Financial assistance unsustainable DeSilva
Changes to the $1 million-a-week financial assistance system and a “culture of entitlement” have to be made, Minister of Social Development and Sport Zane DeSilva said yesterday.
Mr DeSilva warned: “It’s well recognised that the current expenditure of more than $50 million per year the Government spends on financial assistance is unsustainable and can’t continue.”
The minister described the programme as a “lifeline” for many community members.
However, he added: “Unfortunately, over time there has developed an overreliance, and some may even say a culture of entitlement, among too many of those who receive financial assistance.”
Earlier this month the Throne Speech pledged to undertake a review of the financial assistance system which it said “does not effectively serve either the clients or the Government”.
But Kelly Hunt, executive director of the Coalition for the Protection of Children, warned against generalisations about people on government benefits.
Ms Hunt said: “While there has been some misuse of the system, we need to be cautious about painting all 2,000-plus individuals on financial assistance with a broad brush.”
She added: “Our fear is that we are seeing an emerging culture of hopelessness, where the average Bermudian is not able to afford the high cost of living here.”
Mr DeSilva said evidence showed the existing system unfairly penalised people who have part-time jobs “since they find themselves unable to sustain their progress towards financial independence”.
He added: “Most, if not all, of the people on financial assistance don’t want to be there.”
He said that both policy and legislative changes were needed. “For example, we will look at requiring able-bodied unemployed persons who are receiving assistance to upgrade their education skills to facilitate their return to the workforce as soon as possible”, Mr DeSilva explained yesterday.
He also used the press conference to issue a call to the business community to help cut down the unemployment line.
Mr DeSilva said: “I will lay down this marker for the corporate sector. We have 300 able-bodied people that are on financial assistance.”
“We have enough companies on this island that I think can help us bear that burden. So why not take some of these folks on?”

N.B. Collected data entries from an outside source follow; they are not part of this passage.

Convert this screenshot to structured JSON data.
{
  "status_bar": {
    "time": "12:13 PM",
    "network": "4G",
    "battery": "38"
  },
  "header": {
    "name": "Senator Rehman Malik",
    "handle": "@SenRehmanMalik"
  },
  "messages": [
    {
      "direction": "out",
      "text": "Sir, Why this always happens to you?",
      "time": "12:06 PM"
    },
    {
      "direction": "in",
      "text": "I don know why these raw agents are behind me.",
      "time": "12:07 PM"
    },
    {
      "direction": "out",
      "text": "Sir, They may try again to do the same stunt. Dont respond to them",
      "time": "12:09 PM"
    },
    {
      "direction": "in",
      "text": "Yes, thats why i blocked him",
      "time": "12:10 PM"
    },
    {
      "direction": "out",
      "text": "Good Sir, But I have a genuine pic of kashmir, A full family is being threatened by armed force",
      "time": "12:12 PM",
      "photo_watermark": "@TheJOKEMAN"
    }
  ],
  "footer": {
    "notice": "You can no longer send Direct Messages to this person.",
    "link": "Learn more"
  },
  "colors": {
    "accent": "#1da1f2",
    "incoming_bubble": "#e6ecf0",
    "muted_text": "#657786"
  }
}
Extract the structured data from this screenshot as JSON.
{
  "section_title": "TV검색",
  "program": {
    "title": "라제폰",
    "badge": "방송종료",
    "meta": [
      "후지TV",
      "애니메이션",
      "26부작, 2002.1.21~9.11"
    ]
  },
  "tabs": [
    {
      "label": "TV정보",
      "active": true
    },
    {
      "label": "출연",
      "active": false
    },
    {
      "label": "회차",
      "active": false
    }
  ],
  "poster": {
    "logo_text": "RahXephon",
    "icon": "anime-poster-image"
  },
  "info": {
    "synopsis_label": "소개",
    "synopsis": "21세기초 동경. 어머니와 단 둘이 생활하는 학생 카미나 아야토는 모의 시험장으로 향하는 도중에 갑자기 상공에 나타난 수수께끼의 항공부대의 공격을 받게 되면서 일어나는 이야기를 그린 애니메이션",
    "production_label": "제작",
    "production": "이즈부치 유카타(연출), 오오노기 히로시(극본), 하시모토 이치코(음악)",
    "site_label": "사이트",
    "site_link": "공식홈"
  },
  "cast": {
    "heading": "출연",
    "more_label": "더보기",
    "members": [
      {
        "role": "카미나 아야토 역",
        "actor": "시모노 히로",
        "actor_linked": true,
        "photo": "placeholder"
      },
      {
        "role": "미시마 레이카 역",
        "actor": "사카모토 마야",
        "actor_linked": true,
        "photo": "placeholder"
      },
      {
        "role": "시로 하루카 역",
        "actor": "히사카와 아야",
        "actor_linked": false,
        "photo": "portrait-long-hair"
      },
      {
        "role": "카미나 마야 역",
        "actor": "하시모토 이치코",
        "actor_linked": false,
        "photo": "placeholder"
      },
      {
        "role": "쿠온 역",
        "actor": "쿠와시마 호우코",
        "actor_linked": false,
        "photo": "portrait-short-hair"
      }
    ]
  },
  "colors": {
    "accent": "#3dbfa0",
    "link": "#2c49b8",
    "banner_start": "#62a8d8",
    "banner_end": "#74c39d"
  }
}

He added: “Some of the folks that are able-bodied and don’t have their GED, we’re going to get them their GED.
“And we’re going to pay for it and corporate Bermuda is going to help us pay for it. Because I am sure, like us, they want our people working.”
Ms Hunt said that she supported mandated education and skills upgrading but that she did not believe that the corporate world should provide funding.
She explained: “Companies need to operate as good corporate citizens and support the helping agencies in the third sector through charitable giving.
“Providing training opportunities to locals in conjunction to succession plans for positions held by non-Bermudians would decrease disproportions.”
Ms Hunt said that a living wage, equal employment opportunities for Bermudians, and new industries providing extra jobs would be “instrumental in the departure from increasing poverty”.
In an article written for The Royal Gazette in April, Sheelagh Cooper, chairwoman of the Coalition for the Protection of Children, said that 2,679 people were on financial assistance in 2016 — up a massive 400 per cent compared to ten years earlier.
Ms Cooper added that the total number of able-bodied unemployed and low-income earners nearly equalled the number of senior recipients — 969 seniors compared with 862 able-bodied recipients.
A further 848 people are disabled recipients of Government financial assistance.
Mr DeSilva, a wealthy businessman, was asked if he could relate to the struggles of someone on financial assistance.
He said: “I’ve slept on the floor. I’ve had five jobs. I know what it’s like when my rent is $200 a month and I’m only making $50 a week.
“I know what it’s like to work day and night just to get bread on the table. There are not too many people that I talk to that I can’t relate to.”